Hubler L, Kher U, Bertics P J
Department of Physiological Chemistry, University of Wisconsin-Madison 53706.
Biochim Biophys Acta. 1992 Feb 3;1133(3):307-15. doi: 10.1016/0167-4889(92)90052-d.
The protein-tyrosine kinase activity of the epidermal growth factor (EGF) receptor is critical for EGF-stimulated cell growth, although little is known about the molecular details of its enzymatic activity. Previous studies have found that EGF receptor kinase activity can be stimulated by factors such as ammonium sulfate ((NH4)2SO4), but the manner in which (NH4)2SO4 induces this effect is unclear. Therefore, we have explored the processes by which (NH4)2SO4 potentiated tyrosine kinase activity to better understand not only the molecular events involved in (NH4)2SO4 activation, but also the kinetic properties and mechanism of the EGF receptor.

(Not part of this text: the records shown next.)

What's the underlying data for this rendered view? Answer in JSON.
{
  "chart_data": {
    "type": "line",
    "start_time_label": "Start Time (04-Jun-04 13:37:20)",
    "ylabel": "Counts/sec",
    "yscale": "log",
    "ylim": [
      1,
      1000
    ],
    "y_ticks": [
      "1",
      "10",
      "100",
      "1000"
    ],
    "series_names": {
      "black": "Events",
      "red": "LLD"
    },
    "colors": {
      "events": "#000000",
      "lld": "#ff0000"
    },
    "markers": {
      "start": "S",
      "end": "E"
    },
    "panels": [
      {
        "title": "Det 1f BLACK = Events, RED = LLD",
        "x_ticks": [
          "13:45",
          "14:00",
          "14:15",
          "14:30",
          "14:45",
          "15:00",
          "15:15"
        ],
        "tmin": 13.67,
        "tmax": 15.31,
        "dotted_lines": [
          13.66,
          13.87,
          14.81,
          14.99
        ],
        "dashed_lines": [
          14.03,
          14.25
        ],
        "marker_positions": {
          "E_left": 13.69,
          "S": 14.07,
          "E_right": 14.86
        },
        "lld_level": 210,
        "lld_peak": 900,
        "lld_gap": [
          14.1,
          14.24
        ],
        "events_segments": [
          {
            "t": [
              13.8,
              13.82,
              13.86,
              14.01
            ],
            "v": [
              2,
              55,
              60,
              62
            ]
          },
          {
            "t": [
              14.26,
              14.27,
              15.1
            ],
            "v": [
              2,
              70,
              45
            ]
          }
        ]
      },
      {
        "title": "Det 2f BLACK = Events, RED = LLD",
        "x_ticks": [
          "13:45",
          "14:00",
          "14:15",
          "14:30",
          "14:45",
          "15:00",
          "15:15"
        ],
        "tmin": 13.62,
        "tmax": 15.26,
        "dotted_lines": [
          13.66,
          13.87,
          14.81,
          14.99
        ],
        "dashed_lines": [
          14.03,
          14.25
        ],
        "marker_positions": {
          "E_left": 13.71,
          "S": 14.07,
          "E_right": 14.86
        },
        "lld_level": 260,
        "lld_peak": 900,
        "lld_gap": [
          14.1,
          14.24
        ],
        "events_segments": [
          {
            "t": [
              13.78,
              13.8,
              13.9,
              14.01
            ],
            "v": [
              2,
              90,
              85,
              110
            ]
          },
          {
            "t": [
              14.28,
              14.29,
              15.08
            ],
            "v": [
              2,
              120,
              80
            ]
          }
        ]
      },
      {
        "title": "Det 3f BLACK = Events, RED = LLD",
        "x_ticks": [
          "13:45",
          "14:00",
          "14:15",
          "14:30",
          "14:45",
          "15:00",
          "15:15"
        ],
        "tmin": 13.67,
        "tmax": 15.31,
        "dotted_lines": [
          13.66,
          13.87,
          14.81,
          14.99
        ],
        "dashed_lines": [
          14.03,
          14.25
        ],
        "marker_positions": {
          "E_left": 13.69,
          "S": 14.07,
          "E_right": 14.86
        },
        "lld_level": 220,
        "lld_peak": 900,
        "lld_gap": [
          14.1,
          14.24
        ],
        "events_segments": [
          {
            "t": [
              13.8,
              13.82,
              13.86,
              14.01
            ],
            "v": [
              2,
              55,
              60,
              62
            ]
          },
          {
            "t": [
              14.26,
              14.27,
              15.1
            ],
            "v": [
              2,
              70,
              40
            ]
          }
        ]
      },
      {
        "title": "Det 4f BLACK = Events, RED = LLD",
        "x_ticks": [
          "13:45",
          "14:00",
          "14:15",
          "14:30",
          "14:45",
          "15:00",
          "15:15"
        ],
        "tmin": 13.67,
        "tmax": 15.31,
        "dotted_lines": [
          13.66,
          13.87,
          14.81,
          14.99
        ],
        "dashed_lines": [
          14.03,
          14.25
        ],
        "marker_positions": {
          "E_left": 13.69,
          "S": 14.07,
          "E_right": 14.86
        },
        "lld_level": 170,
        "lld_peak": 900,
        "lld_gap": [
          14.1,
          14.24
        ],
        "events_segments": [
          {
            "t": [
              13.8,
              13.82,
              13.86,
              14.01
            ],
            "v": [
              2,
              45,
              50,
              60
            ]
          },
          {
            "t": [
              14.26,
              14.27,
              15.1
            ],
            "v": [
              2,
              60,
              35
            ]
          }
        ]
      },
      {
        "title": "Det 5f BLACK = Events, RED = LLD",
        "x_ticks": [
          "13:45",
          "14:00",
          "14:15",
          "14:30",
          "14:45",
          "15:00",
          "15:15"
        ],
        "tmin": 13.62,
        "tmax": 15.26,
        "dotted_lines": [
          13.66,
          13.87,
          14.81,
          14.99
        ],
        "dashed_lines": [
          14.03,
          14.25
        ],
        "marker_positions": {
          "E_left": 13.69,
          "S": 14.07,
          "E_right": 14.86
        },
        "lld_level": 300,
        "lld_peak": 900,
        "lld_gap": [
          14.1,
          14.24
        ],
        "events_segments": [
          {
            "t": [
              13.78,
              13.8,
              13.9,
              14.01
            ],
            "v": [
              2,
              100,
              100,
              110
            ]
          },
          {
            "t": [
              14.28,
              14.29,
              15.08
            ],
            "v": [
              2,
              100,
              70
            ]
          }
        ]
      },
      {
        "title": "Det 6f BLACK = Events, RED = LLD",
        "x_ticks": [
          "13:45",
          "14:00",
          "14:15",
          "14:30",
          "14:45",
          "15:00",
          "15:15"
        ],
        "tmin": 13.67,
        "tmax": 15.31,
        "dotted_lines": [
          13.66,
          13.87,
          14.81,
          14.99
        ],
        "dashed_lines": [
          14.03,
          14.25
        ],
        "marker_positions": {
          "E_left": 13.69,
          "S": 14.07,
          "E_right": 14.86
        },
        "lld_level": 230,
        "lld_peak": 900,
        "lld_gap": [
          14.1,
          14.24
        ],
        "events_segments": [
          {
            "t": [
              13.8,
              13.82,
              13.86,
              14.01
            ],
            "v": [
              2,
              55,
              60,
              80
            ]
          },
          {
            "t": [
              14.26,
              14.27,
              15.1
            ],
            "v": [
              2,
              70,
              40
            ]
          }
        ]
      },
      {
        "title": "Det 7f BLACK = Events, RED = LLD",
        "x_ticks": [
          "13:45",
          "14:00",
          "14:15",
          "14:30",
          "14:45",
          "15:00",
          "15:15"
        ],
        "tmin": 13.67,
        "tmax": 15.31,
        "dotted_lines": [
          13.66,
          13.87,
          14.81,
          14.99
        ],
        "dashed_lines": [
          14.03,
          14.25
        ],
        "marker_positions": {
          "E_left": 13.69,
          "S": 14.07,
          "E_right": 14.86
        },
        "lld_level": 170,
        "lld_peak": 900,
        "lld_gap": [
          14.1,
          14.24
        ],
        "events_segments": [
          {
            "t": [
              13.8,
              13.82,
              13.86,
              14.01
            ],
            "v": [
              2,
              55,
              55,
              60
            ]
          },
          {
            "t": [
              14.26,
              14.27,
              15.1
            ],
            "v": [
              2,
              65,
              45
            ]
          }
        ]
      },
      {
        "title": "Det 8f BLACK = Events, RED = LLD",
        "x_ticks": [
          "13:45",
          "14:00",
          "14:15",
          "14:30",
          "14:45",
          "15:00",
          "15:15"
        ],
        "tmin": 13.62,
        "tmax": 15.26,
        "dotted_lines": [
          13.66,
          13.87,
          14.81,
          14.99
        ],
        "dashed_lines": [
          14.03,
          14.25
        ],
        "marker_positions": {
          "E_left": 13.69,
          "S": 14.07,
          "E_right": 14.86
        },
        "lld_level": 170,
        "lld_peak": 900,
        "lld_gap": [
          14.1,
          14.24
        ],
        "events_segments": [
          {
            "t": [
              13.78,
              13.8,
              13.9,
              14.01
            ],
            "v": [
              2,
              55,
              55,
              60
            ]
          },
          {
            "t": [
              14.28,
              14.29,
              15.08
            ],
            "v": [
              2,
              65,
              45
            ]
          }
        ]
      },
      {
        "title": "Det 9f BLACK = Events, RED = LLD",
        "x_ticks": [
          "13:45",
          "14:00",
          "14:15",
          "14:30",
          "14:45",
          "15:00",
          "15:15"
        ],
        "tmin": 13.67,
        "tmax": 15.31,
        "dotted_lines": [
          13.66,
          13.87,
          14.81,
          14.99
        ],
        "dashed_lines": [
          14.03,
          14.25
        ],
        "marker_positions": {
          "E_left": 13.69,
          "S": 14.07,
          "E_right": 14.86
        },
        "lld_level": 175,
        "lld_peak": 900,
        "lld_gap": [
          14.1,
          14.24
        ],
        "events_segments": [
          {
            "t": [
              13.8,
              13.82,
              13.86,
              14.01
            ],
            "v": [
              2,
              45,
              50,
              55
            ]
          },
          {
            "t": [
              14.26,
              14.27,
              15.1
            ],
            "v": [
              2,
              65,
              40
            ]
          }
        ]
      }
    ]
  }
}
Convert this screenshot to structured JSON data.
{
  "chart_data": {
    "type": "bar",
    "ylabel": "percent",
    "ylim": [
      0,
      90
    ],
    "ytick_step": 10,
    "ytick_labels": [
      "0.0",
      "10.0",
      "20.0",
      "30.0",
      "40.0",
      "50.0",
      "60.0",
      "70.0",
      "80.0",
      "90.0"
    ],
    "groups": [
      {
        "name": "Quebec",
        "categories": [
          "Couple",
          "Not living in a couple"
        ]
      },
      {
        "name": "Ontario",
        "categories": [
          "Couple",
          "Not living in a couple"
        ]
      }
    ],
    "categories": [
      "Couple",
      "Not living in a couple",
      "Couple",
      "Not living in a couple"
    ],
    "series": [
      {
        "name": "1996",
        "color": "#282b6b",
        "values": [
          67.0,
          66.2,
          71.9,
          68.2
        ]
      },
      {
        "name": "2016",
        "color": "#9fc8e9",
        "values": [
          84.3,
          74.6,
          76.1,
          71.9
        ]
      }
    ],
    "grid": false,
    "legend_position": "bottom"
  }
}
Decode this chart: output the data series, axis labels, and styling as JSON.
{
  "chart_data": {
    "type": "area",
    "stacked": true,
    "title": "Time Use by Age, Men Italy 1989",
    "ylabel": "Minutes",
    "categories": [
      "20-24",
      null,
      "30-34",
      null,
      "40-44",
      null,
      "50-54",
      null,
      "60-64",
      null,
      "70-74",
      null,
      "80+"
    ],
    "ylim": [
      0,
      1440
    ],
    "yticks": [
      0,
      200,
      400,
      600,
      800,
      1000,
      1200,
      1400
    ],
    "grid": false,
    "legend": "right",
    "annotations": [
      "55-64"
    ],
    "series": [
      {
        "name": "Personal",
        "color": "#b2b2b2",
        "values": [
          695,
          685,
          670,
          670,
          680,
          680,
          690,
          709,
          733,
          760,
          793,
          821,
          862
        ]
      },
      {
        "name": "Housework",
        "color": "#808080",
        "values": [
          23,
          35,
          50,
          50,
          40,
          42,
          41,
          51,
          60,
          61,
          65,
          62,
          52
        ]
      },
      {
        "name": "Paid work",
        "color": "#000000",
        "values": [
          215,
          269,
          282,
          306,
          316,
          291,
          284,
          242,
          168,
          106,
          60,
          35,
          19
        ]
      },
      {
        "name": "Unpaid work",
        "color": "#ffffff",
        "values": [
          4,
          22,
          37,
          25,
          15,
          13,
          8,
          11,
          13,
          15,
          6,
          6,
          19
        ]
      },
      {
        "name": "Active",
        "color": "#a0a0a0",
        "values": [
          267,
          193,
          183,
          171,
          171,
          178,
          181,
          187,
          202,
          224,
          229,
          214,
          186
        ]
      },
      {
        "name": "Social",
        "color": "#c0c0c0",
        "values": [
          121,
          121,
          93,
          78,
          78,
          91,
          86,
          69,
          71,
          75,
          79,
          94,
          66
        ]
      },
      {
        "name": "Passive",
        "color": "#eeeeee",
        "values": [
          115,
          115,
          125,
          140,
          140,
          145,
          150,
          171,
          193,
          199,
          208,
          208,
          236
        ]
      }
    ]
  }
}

In this study, the addition of an optimum concentration of (NH4)2SO4 (250 mM) resulted in a 5-fold stimulation of kinase activity toward the peptide substrate, angiotensin II. The sulfate group is primarily involved in this action, since other salts containing SO4(2-) increased kinase activity similarly, whereas salts containing Cl- and F- had less of an effect, and divalent salts such as HPO4(2-) and NaVO4(2-) were inhibitory at doses of 1 mM or more. In addition, EGF receptor kinase activation by (NH4)2SO4 did not strictly correlate with changes in the ionic strength or conductivity of the solution. However, several lines of evidence suggest that SO4(2-) directly alters the kinetic properties of the EGF receptor kinase: (1) the maximum velocity (Vmax) and Km (ATP) for EGF receptor phosphorylation of angiotensin II were substantially higher in the presence of (NH4)2SO4. (2) EGF receptor kinase activity in the absence of (NH4)2SO4 required either Mn2+ or Mg2+, yet in the presence of (NH4)2SO4, only Mn2+ supported the increase in kinase activity. (3) Ammonium sulfate addition altered the product inhibition pattern of ADP versus angiotensin II, suggesting that an enzyme-angiotensin II-ADP complex can form in the presence of (NH4)2SO4 but not in its absence. (4) The near-maximal rate of self-phosphorylation was not affected by (NH4)2SO4 but the apparent Km (ATP) was greatly increased. From these results, we propose a model for (NH4)2SO4 stimulation of EGF receptor kinase activity in which SO4(2-) interacts directly with the receptor or receptor-Mn(2+)-ATP complex and alters reactant binding and the catalytic efficiency of the tyrosine kinase.
表皮生长因子(EGF)受体的蛋白酪氨酸激酶活性对于EGF刺激的细胞生长至关重要,尽管其酶活性的分子细节仍知之甚少。先前的研究发现,EGF受体激酶活性可被硫酸铵((NH4)2SO4)等因子刺激,但(NH4)2SO4诱导这种效应的方式尚不清楚。因此,我们探究了(NH4)2SO4增强酪氨酸激酶活性的过程,以便不仅更好地理解(NH4)2SO4激活所涉及的分子事件,还能了解EGF受体的动力学特性和机制。在本研究中,添加最佳浓度的(NH4)2SO4(250 mM)导致对肽底物血管紧张素II的激酶活性增强了5倍。硫酸根主要参与此作用,因为其他含SO4(2-)的盐同样增加了激酶活性,而含Cl-和F-的盐影响较小,并且HPO4(2-)和NaVO4(2-)等二价盐在1 mM或更高剂量时具有抑制作用。此外,(NH4)2SO4对EGF受体激酶的激活与溶液的离子强度或电导率变化并不严格相关。然而,几条证据表明SO4(2-)直接改变了EGF受体激酶的动力学特性:(1)在存在(NH4)2SO4的情况下,血管紧张素II的EGF受体磷酸化的最大速度(Vmax)和Km(ATP)显著更高。(2)在不存在(NH4)2SO4的情况下,EGF受体激酶活性需要Mn2+或Mg2+,但在存在(NH4)2SO4的情况下,只有Mn2+能支持激酶活性的增加。(3)添加硫酸铵改变了ADP对血管紧张素II的产物抑制模式,表明在存在(NH4)2SO4的情况下可形成酶 - 血管紧张素II - ADP复合物,而在不存在(NH4)2SO4的情况下则不能。(4)自磷酸化的近最大速率不受(NH4)2SO4影响,但表观Km(ATP)大大增加。根据这些结果,我们提出了一个(NH4)2SO4刺激EGF受体激酶活性的模型,其中SO4(2-)直接与受体或受体 - Mn(2+) - ATP复合物相互作用,并改变反应物结合和酪氨酸激酶的催化效率。